Analytical and full-wave simulation validation of a 100 GHz microwave isolator.

Potential realization in a parallel-plate waveguide.

Nanoplasma switches enable high-frequency time modulation.

Abstract

Time-modulated systems have received growing interest in recent years. They allow us to tailor effects, such as frequency conversion, single-direction propagation, etc. For the microwave band, semiconductor elements, such as varactors, are usually used as time-modulated elements but their modulation frequency has been limited to the few-gigahertz range.

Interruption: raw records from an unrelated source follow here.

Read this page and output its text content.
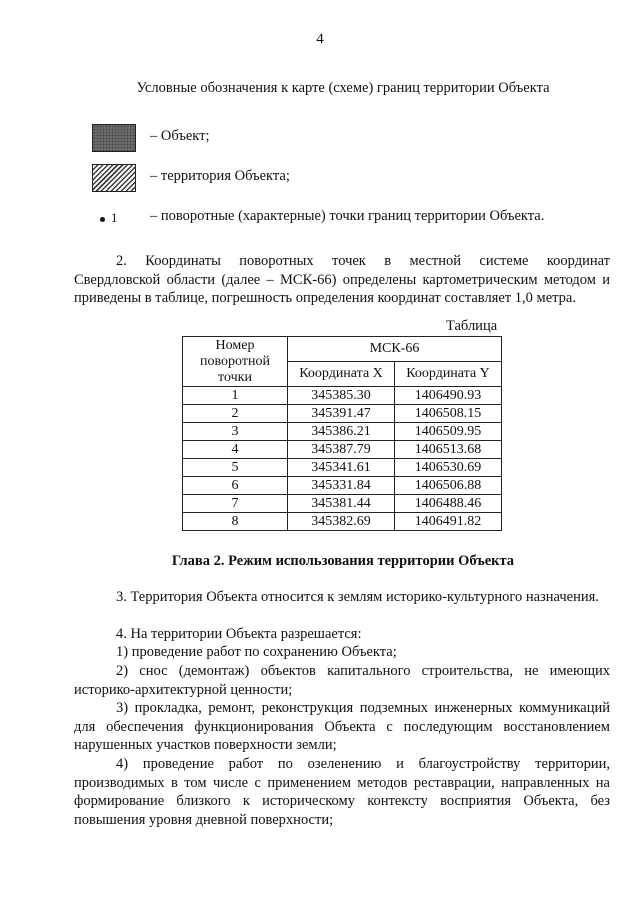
4
Условные обозначения к карте (схеме) границ территории Объекта
– Объект;
– территория Объекта;
1 – поворотные (характерные) точки границ территории Объекта.
2. Координаты поворотных точек в местной системе координат
Свердловской области (далее – МСК-66) определены картометрическим методом и приведены в таблице, погрешность определения координат составляет 1,0 метра.
Таблица
Номер поворотной точки	МСК-66	
	Координата X	Координата Y
1	345385.30	1406490.93
2	345391.47	1406508.15
3	345386.21	1406509.95
4	345387.79	1406513.68
5	345341.61	1406530.69
6	345331.84	1406506.88
7	345381.44	1406488.46
8	345382.69	1406491.82
Глава 2. Режим использования территории Объекта
3. Территория Объекта относится к землям историко-культурного назначения.
4. На территории Объекта разрешается:
1) проведение работ по сохранению Объекта;
2) снос (демонтаж) объектов капитального строительства, не имеющих историко-архитектурной ценности;
3) прокладка, ремонт, реконструкция подземных инженерных коммуникаций для обеспечения функционирования Объекта с последующим восстановлением нарушенных участков поверхности земли;
4) проведение работ по озеленению и благоустройству территории, производимых в том числе с применением методов реставрации, направленных на формирование близкого к историческому контексту восприятия Объекта, без повышения уровня дневной поверхности;
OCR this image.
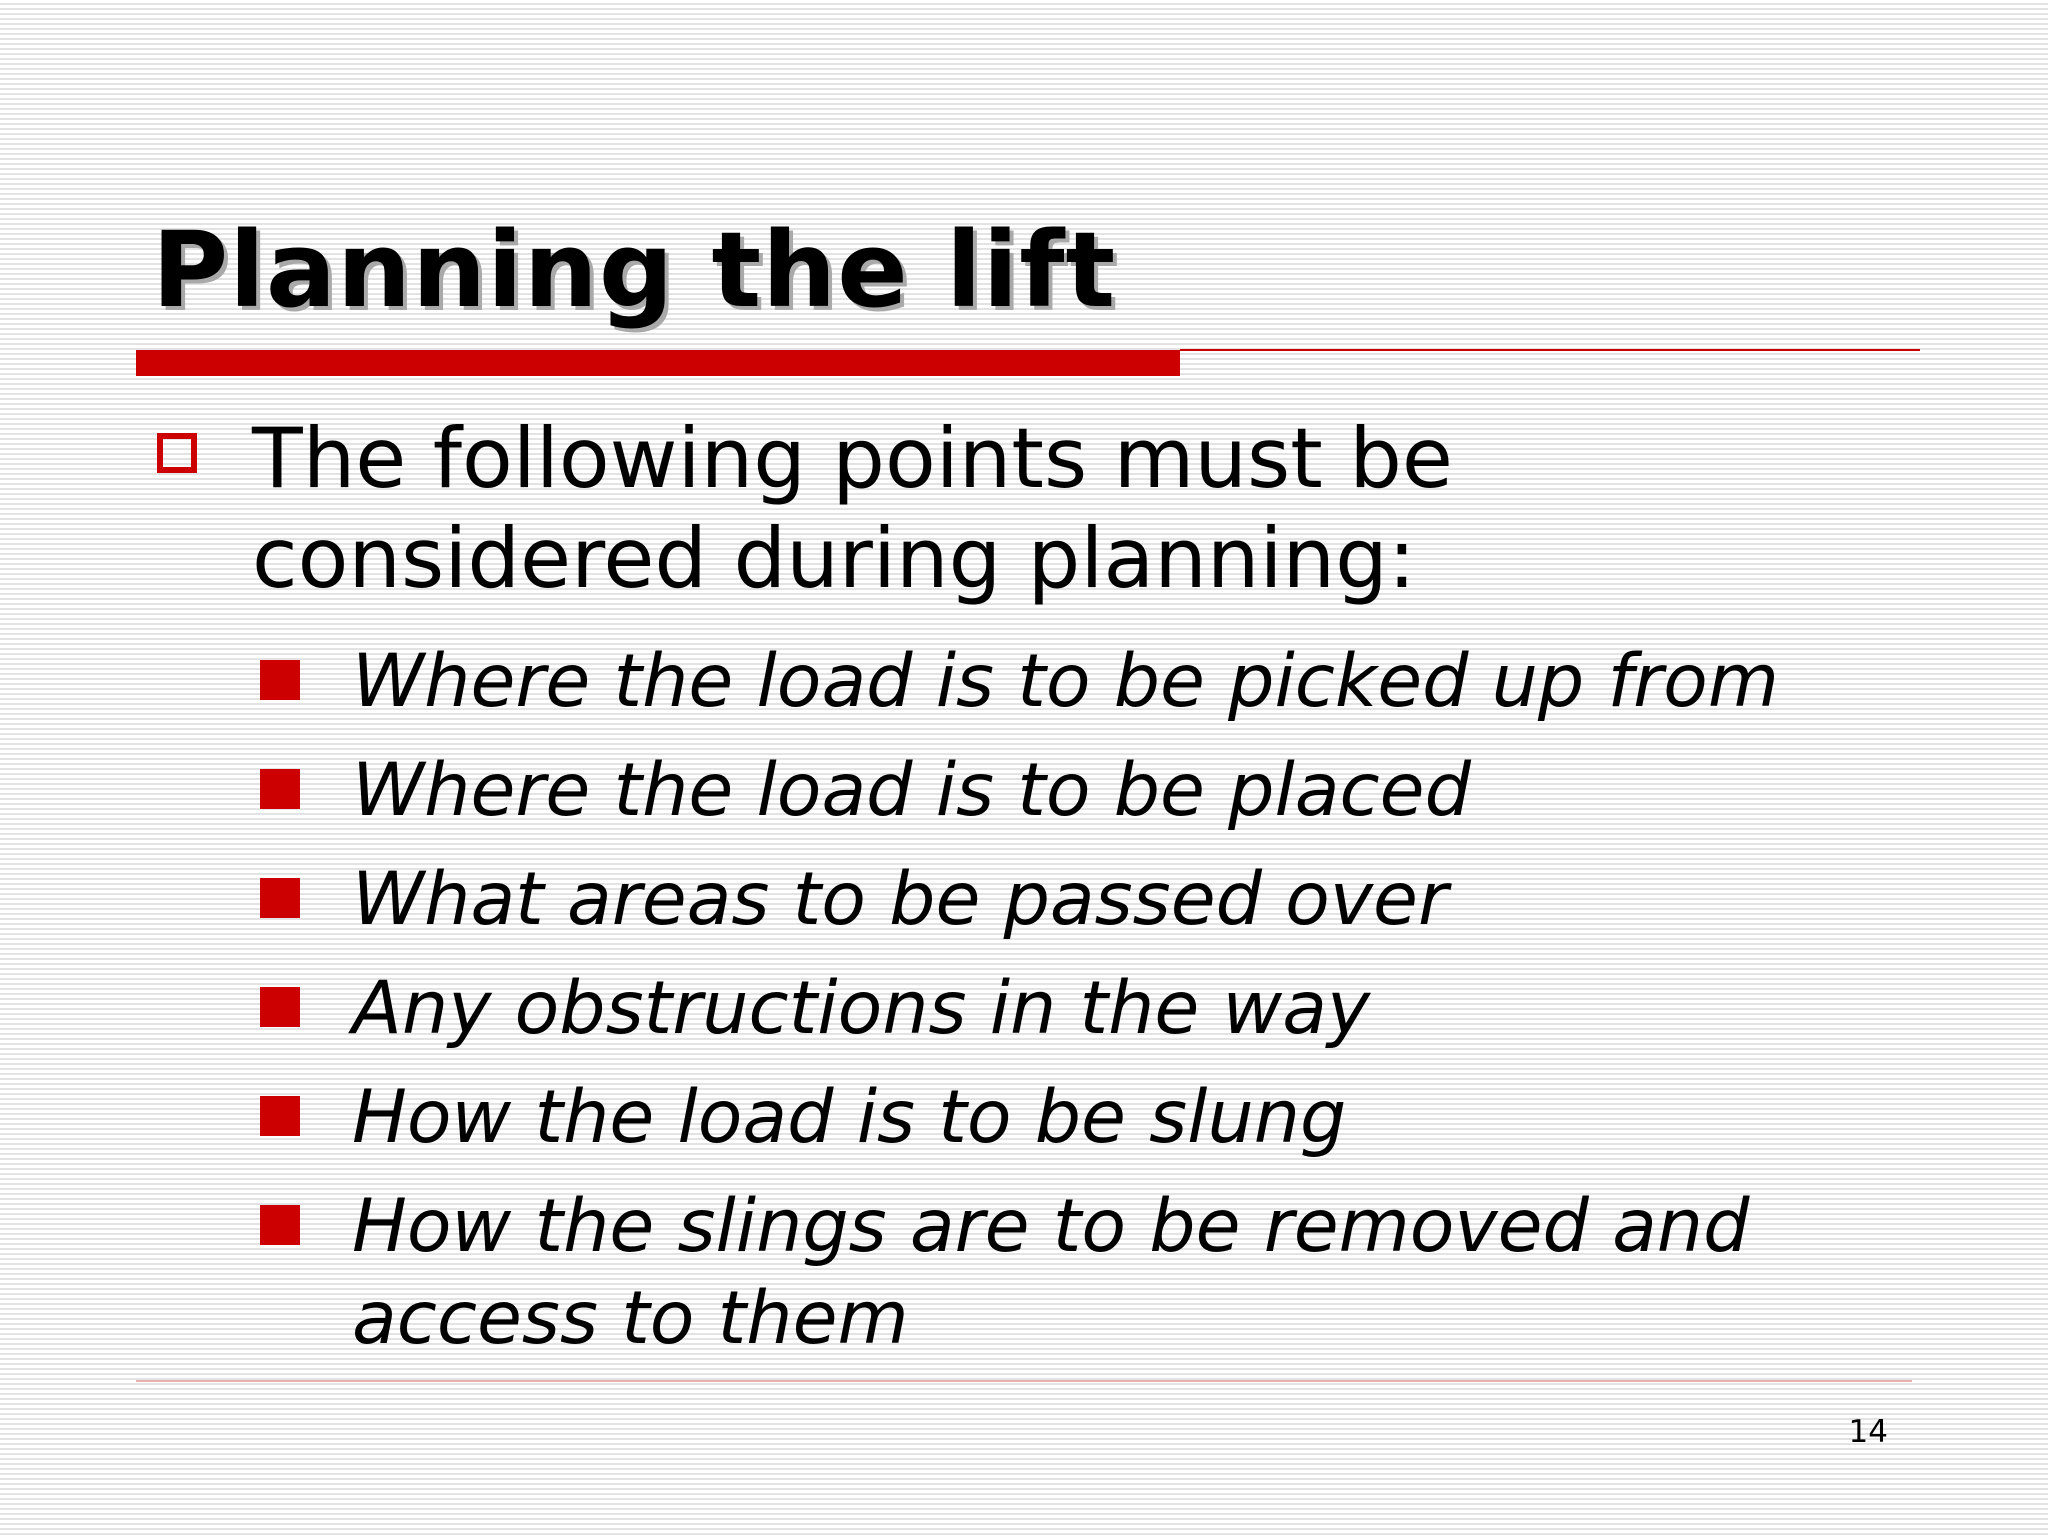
Planning the lift
The following points must be considered during planning:
Where the load is to be picked up from
Where the load is to be placed
What areas to be passed over
Any obstructions in the way
How the load is to be slung
How the slings are to be removed and access to them
14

Recent advances in nanoplasma switches, i.e., two-state electronic switches based on a gas discharge in a nanometer-scale gap, provide a new potential for developing time-modulated systems with high operating frequencies. Here, we develop an analytical framework based on the time-Floquet method for the design of nonreciprocal time-modulated devices based on two-state time-modulated elements, for instance, nanoplasma-based switches. A practical example of a microwave isolator operating at 100~GHz frequency is developed and studied both analytically and using full-wave simulations. A potential realization in a parallel-plate waveguide is also simulated numerically.